If it IS possible to create intelligent text at the click of a button, it changes the types of activities that are worthwhile for us humans to do manually. Consider running a website that has thousands of pages of SEO content to pull in visitors from Google. Prevously you would hire a team of content writers to handle this. However, it doesn’t make sense to use the time or money on content when a computer program can do the same for much less. Surely Google is penalizing AI content in search results, right? Well, no. Google has stated that it is rewarding high-quality content however it is produced. This is an acknowledgment of two things:
- It may not be possible to tell the difference between human an AI generated content
- AI generated content is in some cases valuable, interesting, non-trivial content
In the September 2023 Google SEO Office hours from, John Mueller gives us some specific feedback on this:
Is content like this missing from the web and your site, and your site could add significant value for users overall, or is it just rehashed content that already exists on the rest of the web?
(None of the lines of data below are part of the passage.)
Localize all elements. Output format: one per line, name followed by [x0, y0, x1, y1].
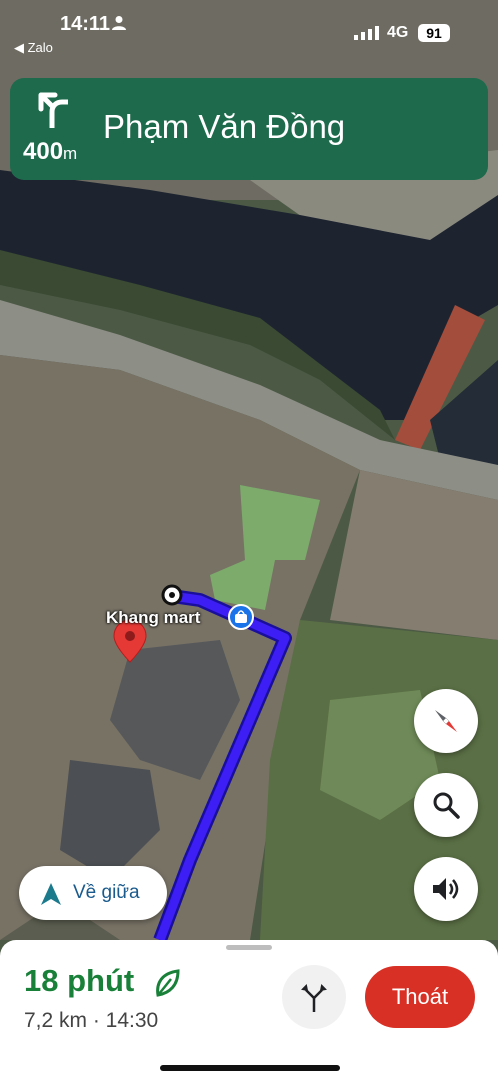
search-button[interactable]	[414, 773, 478, 837]
recenter-label: Về giữa	[73, 882, 140, 903]
exit-navigation-button[interactable]: Thoát	[365, 966, 475, 1028]
home-indicator[interactable]	[160, 1065, 340, 1071]
volume-icon	[433, 878, 459, 900]
status-bar: 14:11 ◀ Zalo 4G 91	[0, 0, 498, 68]
street-name: Phạm Văn Đồng	[103, 108, 346, 145]
distance-unit: m	[63, 144, 78, 163]
battery-level: 91	[418, 24, 450, 42]
signal-icon	[354, 26, 379, 40]
eta-duration: 18 phút	[24, 963, 135, 998]
turn-distance: 400m	[23, 138, 77, 166]
turn-instruction-banner[interactable]: 400m Phạm Văn Đồng	[10, 78, 488, 180]
alternate-routes-button[interactable]	[282, 965, 346, 1029]
alternate-routes-icon	[301, 984, 327, 1012]
search-icon	[433, 792, 460, 819]
compass-icon	[435, 710, 457, 732]
poi-label[interactable]: Khang mart	[106, 608, 200, 628]
recenter-button[interactable]: Về giữa	[19, 866, 167, 920]
compass-button[interactable]	[414, 689, 478, 753]
distance-value: 400	[23, 138, 64, 165]
status-time: 14:11	[60, 13, 111, 35]
network-type: 4G	[387, 24, 409, 41]
back-to-app-link[interactable]: ◀ Zalo	[14, 40, 53, 56]
turn-left-arrow-icon	[38, 92, 68, 128]
drag-handle[interactable]	[226, 945, 272, 950]
trip-distance-arrival: 7,2 km · 14:30	[24, 1009, 159, 1032]
leaf-icon	[156, 969, 180, 997]
navigation-arrow-icon	[41, 883, 61, 905]
sound-button[interactable]	[414, 857, 478, 921]
person-icon	[112, 16, 126, 30]
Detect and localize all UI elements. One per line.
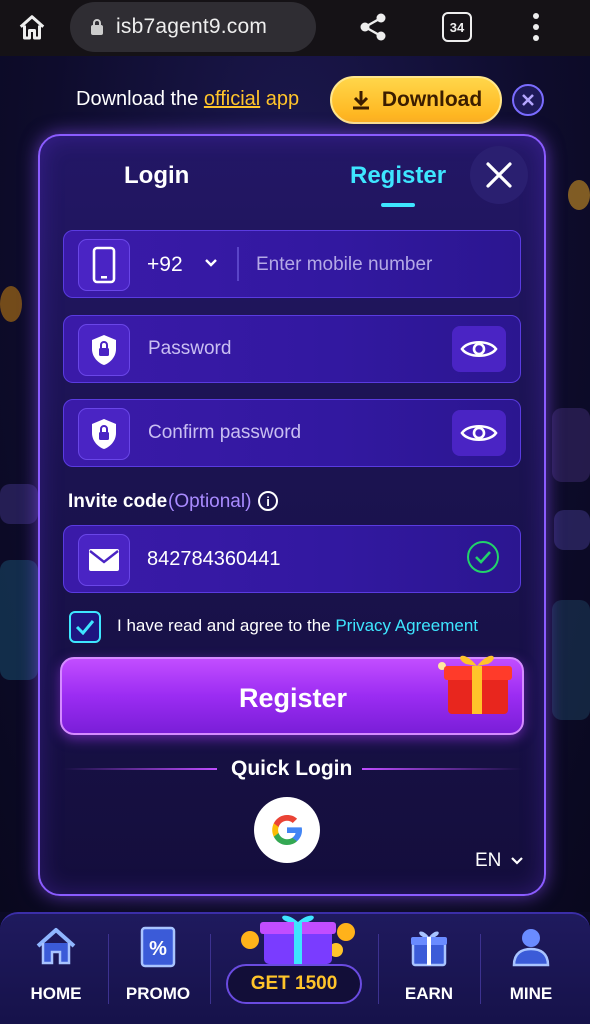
background-coin-decor — [568, 180, 590, 210]
browser-home-icon[interactable] — [14, 10, 50, 46]
confirm-password-field[interactable]: Confirm password — [63, 399, 521, 467]
agree-text: I have read and agree to the Privacy Agr… — [117, 616, 478, 636]
download-app-button[interactable]: Download — [330, 76, 502, 124]
country-code-select[interactable]: +92 — [147, 253, 183, 277]
invite-code-label: Invite code — [68, 491, 168, 512]
chevron-down-icon[interactable] — [204, 258, 218, 268]
agree-checkbox[interactable] — [69, 611, 101, 643]
invite-code-input[interactable]: 842784360441 — [147, 548, 280, 571]
lock-icon — [91, 19, 103, 35]
language-label: EN — [475, 850, 502, 871]
language-select[interactable]: EN — [475, 850, 524, 872]
tab-switcher-button[interactable]: 34 — [442, 12, 472, 42]
invite-optional-label: (Optional) — [168, 491, 252, 512]
home-icon — [34, 924, 78, 970]
checkmark-icon — [75, 620, 95, 635]
nav-earn[interactable]: EARN — [379, 920, 479, 1016]
quick-login-label: Quick Login — [231, 757, 353, 780]
share-icon[interactable] — [356, 10, 390, 44]
shield-lock-icon — [78, 408, 130, 460]
mobile-number-input[interactable]: Enter mobile number — [256, 254, 432, 276]
background-game-tile — [0, 484, 38, 524]
google-login-button[interactable] — [254, 797, 320, 863]
shield-lock-icon — [78, 324, 130, 376]
agree-text-body: I have read and agree to the — [117, 616, 336, 635]
download-button-label: Download — [381, 88, 483, 111]
browser-menu-icon[interactable] — [526, 10, 546, 44]
nav-promo[interactable]: % PROMO — [108, 920, 208, 1016]
password-field[interactable]: Password — [63, 315, 521, 383]
invite-code-field[interactable] — [63, 525, 521, 593]
download-banner-text: Download the official app — [76, 88, 299, 111]
confirm-password-input[interactable]: Confirm password — [148, 422, 301, 444]
address-bar[interactable]: isb7agent9.com — [70, 2, 316, 52]
nav-mine-label: MINE — [509, 984, 553, 1003]
download-icon — [352, 91, 369, 110]
phone-divider — [237, 247, 239, 281]
password-input[interactable]: Password — [148, 338, 231, 360]
divider-right — [362, 768, 522, 770]
background-game-tile — [0, 560, 38, 680]
chevron-down-icon — [511, 857, 524, 865]
nav-mine[interactable]: MINE — [481, 920, 581, 1016]
nav-earn-label: EARN — [404, 984, 454, 1003]
background-game-tile — [552, 600, 590, 720]
banner-highlight: official — [203, 88, 261, 110]
nav-divider — [210, 934, 211, 1004]
banner-close-icon[interactable] — [512, 84, 544, 116]
google-icon — [272, 815, 302, 845]
url-text: isb7agent9.com — [116, 15, 268, 38]
gift-icon — [241, 915, 355, 964]
phone-icon — [78, 239, 130, 291]
earn-gift-icon — [407, 924, 451, 970]
nav-home-label: HOME — [30, 984, 82, 1003]
nav-promo-label: PROMO — [125, 984, 191, 1003]
envelope-icon — [78, 534, 130, 586]
active-tab-indicator — [381, 203, 415, 207]
promo-icon: % — [136, 924, 180, 970]
gift-box-icon — [438, 655, 512, 714]
tab-register[interactable]: Register — [350, 162, 446, 190]
background-arrow-button — [554, 510, 590, 550]
browser-toolbar: isb7agent9.com 34 — [0, 0, 590, 56]
eye-icon[interactable] — [452, 326, 506, 372]
info-icon[interactable]: i — [258, 491, 278, 511]
tab-login[interactable]: Login — [124, 162, 189, 190]
privacy-agreement-link[interactable]: Privacy Agreement — [335, 616, 478, 635]
banner-prefix: Download the — [76, 88, 204, 110]
nav-get-bonus[interactable]: GET 1500 — [226, 964, 362, 1004]
modal-close-icon[interactable] — [470, 146, 528, 204]
background-coin-decor — [0, 286, 22, 322]
valid-check-icon — [467, 541, 499, 573]
eye-icon[interactable] — [452, 410, 506, 456]
background-game-tile — [552, 408, 590, 482]
banner-suffix: app — [260, 88, 300, 110]
divider-left — [63, 768, 217, 770]
nav-home[interactable]: HOME — [6, 920, 106, 1016]
user-icon — [509, 924, 553, 970]
svg-text:%: % — [149, 938, 167, 960]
This month Google published a challenge on Kaggle, its platform for crowdsourcing the building of AI models, to find a way to detect if text is AI generated. This shows that Google is struggling to find a solution to this problem. Amazon’s Kindle Direct Publishing is asking authors to disclose if content was AI generated as a quality control, which indicates that they do not have a way to detecting this themselves 100% of the time.
There is an old saying, ‘There is nothing new under the sun’. How many of the articles humans write are also rehashed knowledge that was read and reorganized from other sources? This could be content that passes a word-for-word plagiarism detector, but is still just a summary of existing information from a set of sources? It is possible that there is no way to distinguish between human and AI authors, because LLMs are doing the exact same thing human brains are? That would mean they are passing the Turing Test, and have reached human level intelligence in terms of writing ability.
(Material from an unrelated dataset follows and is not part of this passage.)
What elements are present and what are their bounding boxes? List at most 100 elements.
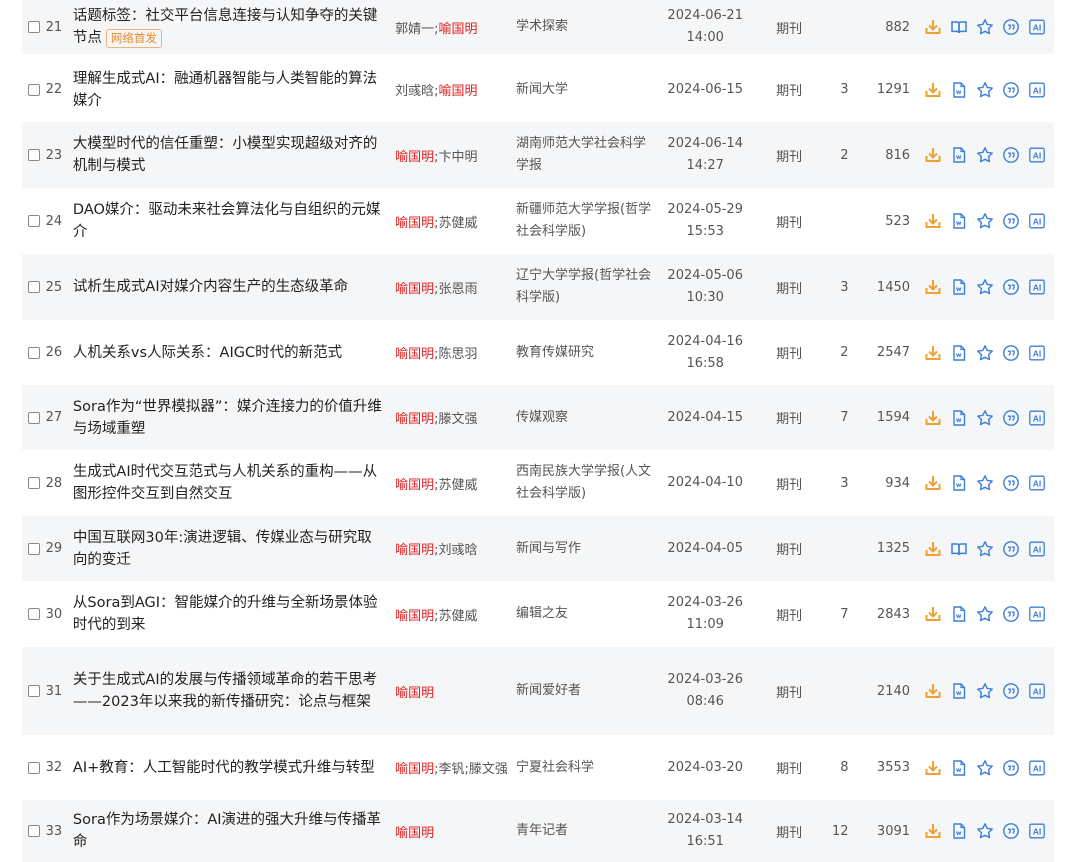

One must wonder what to do about all this. When Deep Blue beat Garry Kasparov in Chess, did it make playing chess a futile effort, like doing math with roman numerals? Does the existence of cars make running no longer worth doing? While chess and running are not meaningless pursuits, with the advancement of technology, their niche is now more ‘for the art’ than for productivity. The advancement of LLMs is just another example of a machine being able to do what used to require a human to do manually. Before the advent of the tractor, a single farmer could tend to just a few acres of land. But with a tractor, a single farmer can grow crops on 1000s of acres. And suddenly, farmers not using a tractor are scrambling to either level up technology or find a new line of work. This is no different. Amazon now limits the number of books an author can self publish to 3 per day, which may limit the amount of AI content, but still allows it to pace thousands of times faster than humans.
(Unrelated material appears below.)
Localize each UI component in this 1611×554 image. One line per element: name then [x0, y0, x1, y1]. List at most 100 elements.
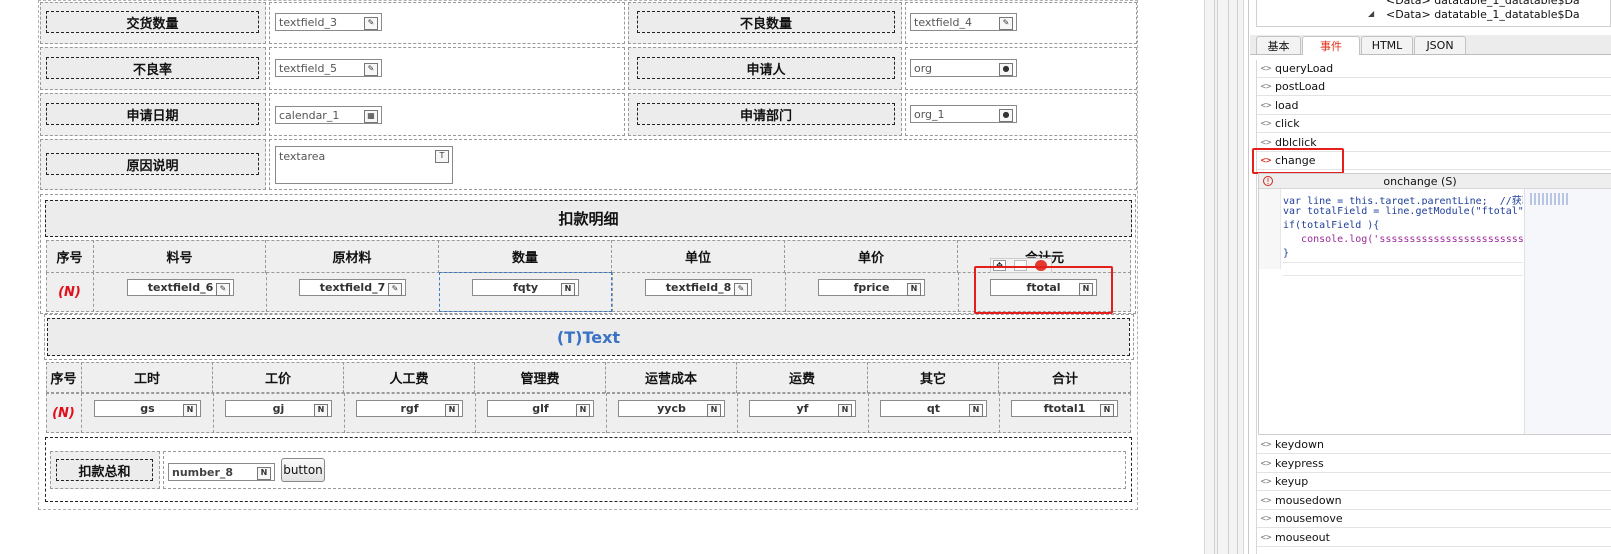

As always with technological advancements, the work doesn’t end, but it does move to a higher level of abstraction. There are and will continue to be plenty of higher level jobs creating, training and learning to better utilize AI models. For overall human productivity, this should be a net positive. But in the short term, some of us may need to adapt. Some teachers have responded to the fact that bot detection is not reliably working by using like against like; they are using their own AI LLMs to read in students’ essays and generate questions about the content that the student must answer on the spot. This reveals if the student is really and expert on 16th century philosophy, or if they submitted the work of a chat bot without reviewing it. With this approach, instead of banning the use of new technologies, we are incorporating them and training students to use them more effectively.